Lavender May, burlesque entertainer, pinup model, costume designer and vintage collector, spoke about body image and how to dress if there are certain parts of your body you want to camouflage. One by one, the women were asked to share which parts of their body they liked the most and which they liked the least. Most women agreed that they liked their bust the best. Attendees were not as unanimous in regards to the least favorite body part, which ranged from butts and thighs to bellies and arms.

Handy tips:

If you love your breasts, a heart-shaped collar with large straps that tie together at the nape of the neck will beautifully accentuate the bust.

If you want to hide your belly or accentuate your waistline, high-waist clothing with frills will hide bulge and draw the eye to the waist. If you’re up for it, waist-training with a corset will also accentuate curves.

May, who’s been sewing her own creations since she was eight, emphasized the importance dressing the way you like. “For me, it’s not just about wearing vintage clothes. As long as you like what you’re wearing and you feel sexy and confident, that’s pinup,” she said.
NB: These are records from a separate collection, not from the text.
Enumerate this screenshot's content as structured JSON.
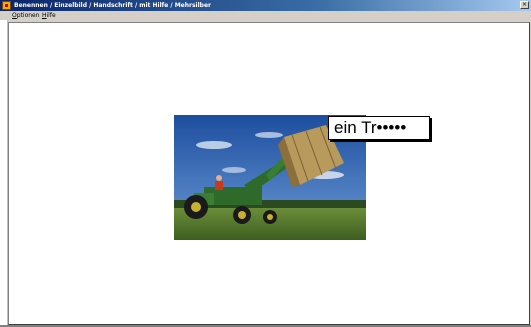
{
  "window": {
    "title": "Benennen / Einzelbild / Handschrift / mit Hilfe / Mehrsilber",
    "app_icon": "app-icon",
    "controls": {
      "close": "×"
    }
  },
  "menubar": {
    "items": [
      {
        "label": "Optionen"
      },
      {
        "label": "Hilfe"
      }
    ]
  },
  "content": {
    "image": {
      "subject": "tractor-with-hay-bale",
      "colors": {
        "sky": "#2a5fb5",
        "grass": "#4f7a2a",
        "tractor": "#2e6b2a",
        "hay": "#b89a5c"
      }
    },
    "label": {
      "text": "ein Tr•••••"
    }
  }
}
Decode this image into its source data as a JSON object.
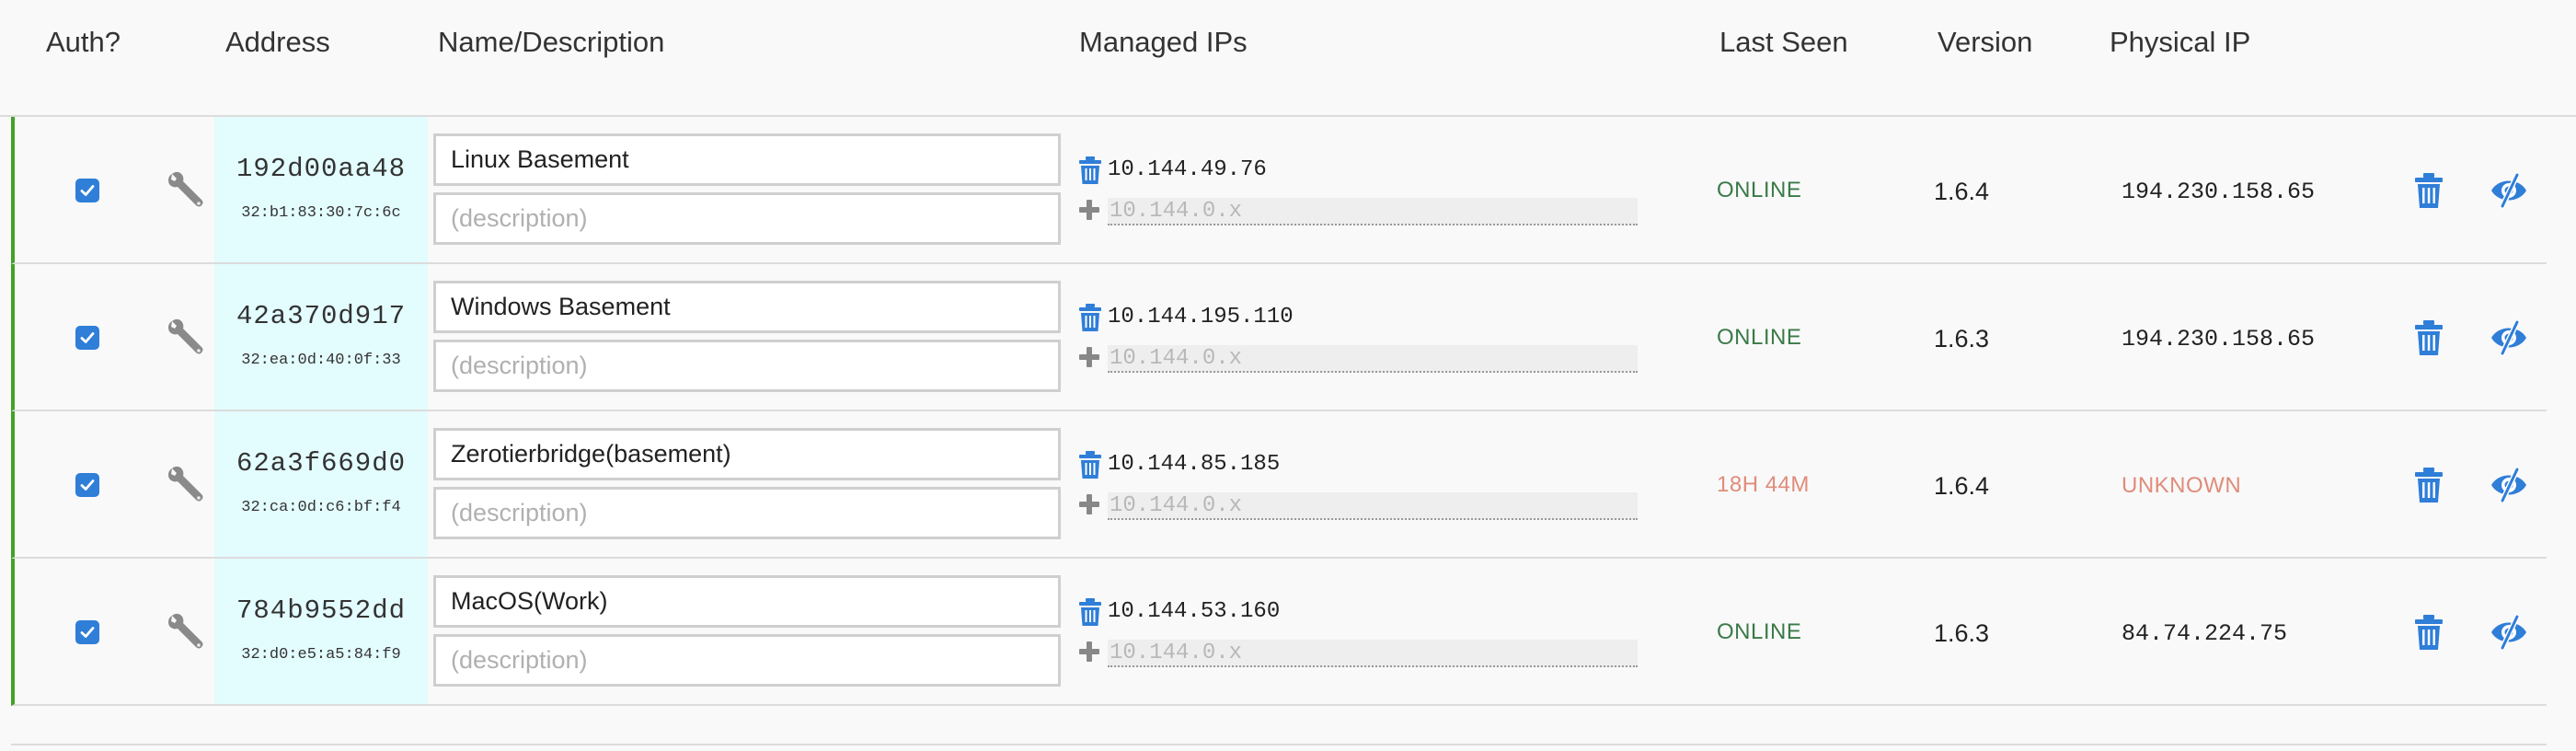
{
  "header": {
    "auth": "Auth?",
    "address": "Address",
    "name": "Name/Description",
    "managed_ips": "Managed IPs",
    "last_seen": "Last Seen",
    "version": "Version",
    "physical_ip": "Physical IP"
  },
  "colors": {
    "online": "#3a7a48",
    "unknown": "#e08c7a",
    "accent": "#2f7ed8",
    "row_border": "#42a228",
    "address_bg": "#e3fcfe"
  },
  "members": [
    {
      "authorized": true,
      "address": "192d00aa48",
      "mac": "32:b1:83:30:7c:6c",
      "name": "Linux Basement",
      "description_placeholder": "(description)",
      "ip": "10.144.49.76",
      "ip_placeholder": "10.144.0.x",
      "last_seen": "ONLINE",
      "status": "online",
      "version": "1.6.4",
      "physical_ip": "194.230.158.65"
    },
    {
      "authorized": true,
      "address": "42a370d917",
      "mac": "32:ea:0d:40:0f:33",
      "name": "Windows Basement",
      "description_placeholder": "(description)",
      "ip": "10.144.195.110",
      "ip_placeholder": "10.144.0.x",
      "last_seen": "ONLINE",
      "status": "online",
      "version": "1.6.3",
      "physical_ip": "194.230.158.65"
    },
    {
      "authorized": true,
      "address": "62a3f669d0",
      "mac": "32:ca:0d:c6:bf:f4",
      "name": "Zerotierbridge(basement)",
      "description_placeholder": "(description)",
      "ip": "10.144.85.185",
      "ip_placeholder": "10.144.0.x",
      "last_seen": "18H 44M",
      "status": "unknown",
      "version": "1.6.4",
      "physical_ip": "UNKNOWN"
    },
    {
      "authorized": true,
      "address": "784b9552dd",
      "mac": "32:d0:e5:a5:84:f9",
      "name": "MacOS(Work)",
      "description_placeholder": "(description)",
      "ip": "10.144.53.160",
      "ip_placeholder": "10.144.0.x",
      "last_seen": "ONLINE",
      "status": "online",
      "version": "1.6.3",
      "physical_ip": "84.74.224.75"
    }
  ]
}
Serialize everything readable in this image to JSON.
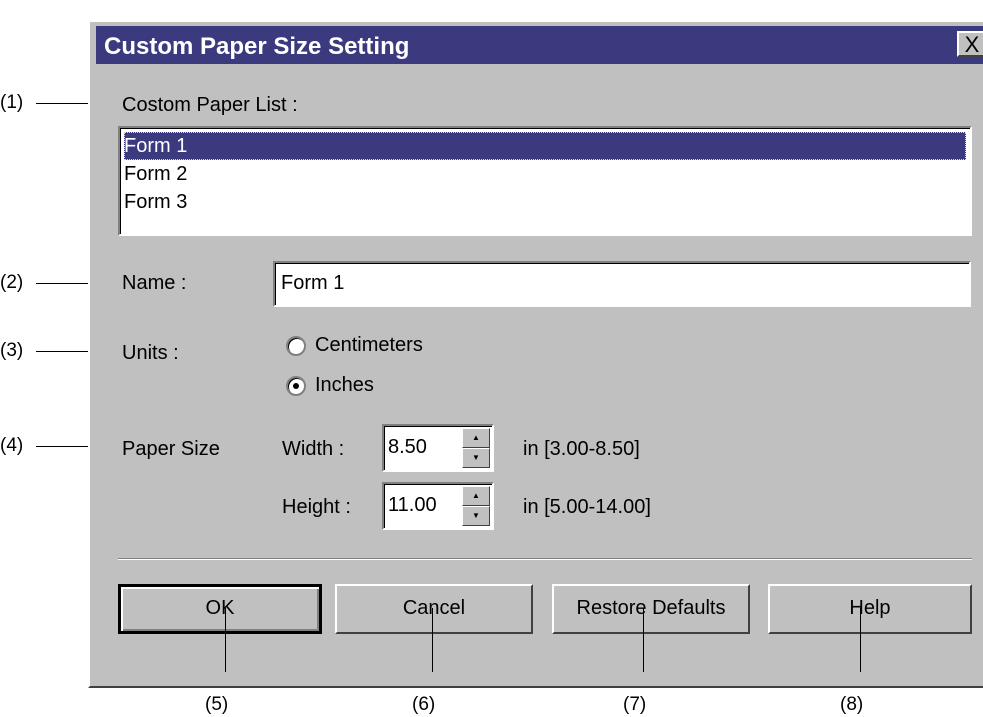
{
  "dialog": {
    "title": "Custom Paper Size Setting",
    "close_label": "X"
  },
  "paper_list": {
    "label": "Costom Paper List :",
    "items": [
      "Form 1",
      "Form 2",
      "Form 3"
    ],
    "selected": "Form 1"
  },
  "name": {
    "label": "Name :",
    "value": "Form 1"
  },
  "units": {
    "label": "Units :",
    "options": [
      "Centimeters",
      "Inches"
    ],
    "selected": "Inches"
  },
  "paper_size": {
    "label": "Paper Size",
    "width": {
      "label": "Width :",
      "value": "8.50",
      "range": "in [3.00-8.50]"
    },
    "height": {
      "label": "Height :",
      "value": "11.00",
      "range": "in [5.00-14.00]"
    }
  },
  "buttons": {
    "ok": "OK",
    "cancel": "Cancel",
    "restore": "Restore Defaults",
    "help": "Help"
  },
  "callouts": [
    "(1)",
    "(2)",
    "(3)",
    "(4)",
    "(5)",
    "(6)",
    "(7)",
    "(8)"
  ],
  "colors": {
    "titlebar": "#3c3a7e",
    "dialog_bg": "#c0c0c0",
    "selection": "#3c3a7e"
  }
}
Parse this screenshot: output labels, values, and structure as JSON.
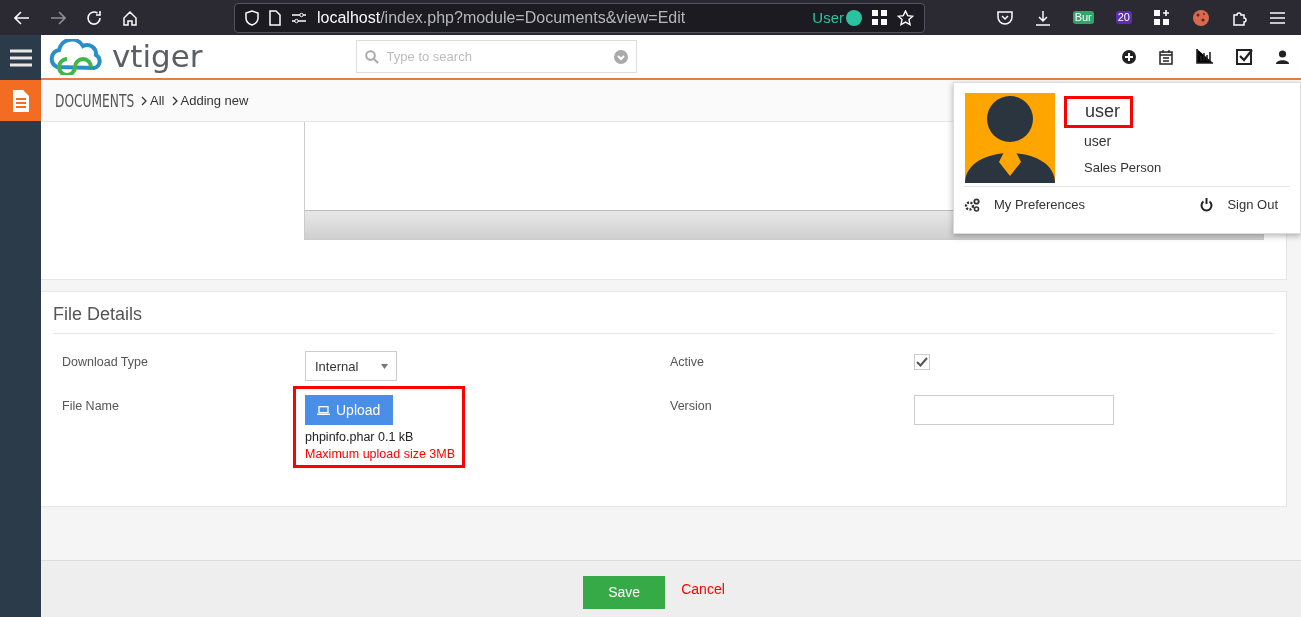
{
  "browser": {
    "url": {
      "host": "localhost",
      "path": "/index.php?module=Documents&view=Edit"
    },
    "container_label": "User",
    "extension_badges": [
      {
        "text": "Bur",
        "color": "#2ea86a"
      },
      {
        "text": "20",
        "color": "#5b2db0"
      }
    ]
  },
  "header": {
    "logo_text": "vtiger",
    "search": {
      "placeholder": "Type to search"
    }
  },
  "breadcrumb": [
    "DOCUMENTS",
    "All",
    "Adding new"
  ],
  "user_menu": {
    "name": "user",
    "name_highlighted": true,
    "username": "user",
    "role": "Sales Person",
    "actions": [
      {
        "kind": "preferences",
        "label": "My Preferences"
      },
      {
        "kind": "signout",
        "label": "Sign Out"
      }
    ]
  },
  "file_details": {
    "title": "File Details",
    "fields": [
      {
        "kind": "select",
        "label": "Download Type",
        "value": "Internal"
      },
      {
        "kind": "checkbox",
        "label": "Active",
        "checked": true
      },
      {
        "kind": "upload",
        "label": "File Name",
        "button": "Upload",
        "file": "phpinfo.phar 0.1 kB",
        "note": "Maximum upload size 3MB",
        "highlighted": true
      },
      {
        "kind": "text",
        "label": "Version"
      }
    ]
  },
  "footer": {
    "save": "Save",
    "cancel": "Cancel"
  }
}
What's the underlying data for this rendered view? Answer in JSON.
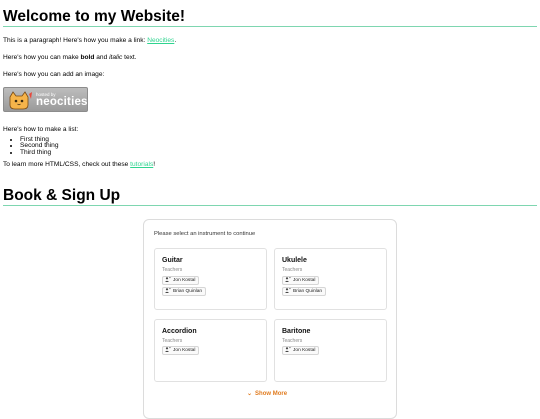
{
  "heading": "Welcome to my Website!",
  "intro": {
    "before": "This is a paragraph! Here's how you make a link: ",
    "link": "Neocities",
    "after": "."
  },
  "format_line": {
    "before": "Here's how you can make ",
    "bold": "bold",
    "middle": " and ",
    "italic": "italic",
    "after": " text."
  },
  "image_line": "Here's how you can add an image:",
  "badge": {
    "small_text": "hosted by",
    "big_text": "neocities"
  },
  "list_line": "Here's how to make a list:",
  "list_items": [
    "First thing",
    "Second thing",
    "Third thing"
  ],
  "learn": {
    "before": "To learn more HTML/CSS, check out these ",
    "link": "tutorials",
    "after": "!"
  },
  "booking": {
    "heading": "Book & Sign Up",
    "prompt": "Please select an instrument to continue",
    "instruments": [
      {
        "name": "Guitar",
        "sub": "Teachers",
        "teachers": [
          "Jon Kostal",
          "Brian Quinlan"
        ]
      },
      {
        "name": "Ukulele",
        "sub": "Teachers",
        "teachers": [
          "Jon Kostal",
          "Brian Quinlan"
        ]
      },
      {
        "name": "Accordion",
        "sub": "Teachers",
        "teachers": [
          "Jon Kostal"
        ]
      },
      {
        "name": "Baritone",
        "sub": "Teachers",
        "teachers": [
          "Jon Kostal"
        ]
      }
    ],
    "show_more": "Show More"
  },
  "colors": {
    "link": "#2dd48f",
    "rule": "#7ed6b0",
    "accent": "#e07b1f"
  }
}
Photoshoots and posing with HellCath


For the last segment of the workshop, HellCath, a model with 10 years of experience under her belt, spoke about posing and knowing what to expect and how to behave during a photoshoot. HellCath, who specializes in pinup, had an extensive list of dos, don’ts and practical advice for the hopefuls:

Dos

  • When posing, think about making triangles with your arms to create space between body and limbs; you’ll look less big.
  • Book your photoshoot early in the day or late, so you don’t have to deal with the full glare of the sun.
  • Study pinup photos from the 50s or whichever decade you want to emulate.
  • Be camera-ready: wax, shave, trim, dye your hair, paint your nails (toenails too)
  • During the shoot, move slowly to have a variety of poses of the same look.
  • PRACTICE
  • Prepare a CD mix to put you at ease during the shoot
  • Always have a back-up plan.

Don’ts

  • Don’t do pinup for the money
  • Avoid anachronisms; a 50s look with a car from the 70s is just a bad idea.
  • Don’t look too far away from the camera if you’re going for that ‘looking away look’—all the camera will see are the whites of your eyes
  • Avoid that ‘oops’ look (you know the one, where you feign surprise and put a hand to your lips) gratuitously. Better yet, just don’t use it. Why? Because often, contextually, it doesn’t make sense.
  • When shooting, don’t use your favorite outfit first—keep it for later as you may not be completely comfortable at the beginning of the shoot.

When all was said and done, Audrey Ivory, donning a pink dress that matched a large, pink-glazed plastic donut on her head, performed a playful burlesque set in honour of the snack. After her performance, attendees changed into dresses, re-touched their makeup, fixed their hair and ended the workshop with the opportunity to test what they learned in a photoshoot with Parisella.

For those who may want to try their hand at pinup modelling, Morrison says the Pinup Academy’s next workshop is being planned for the end of August.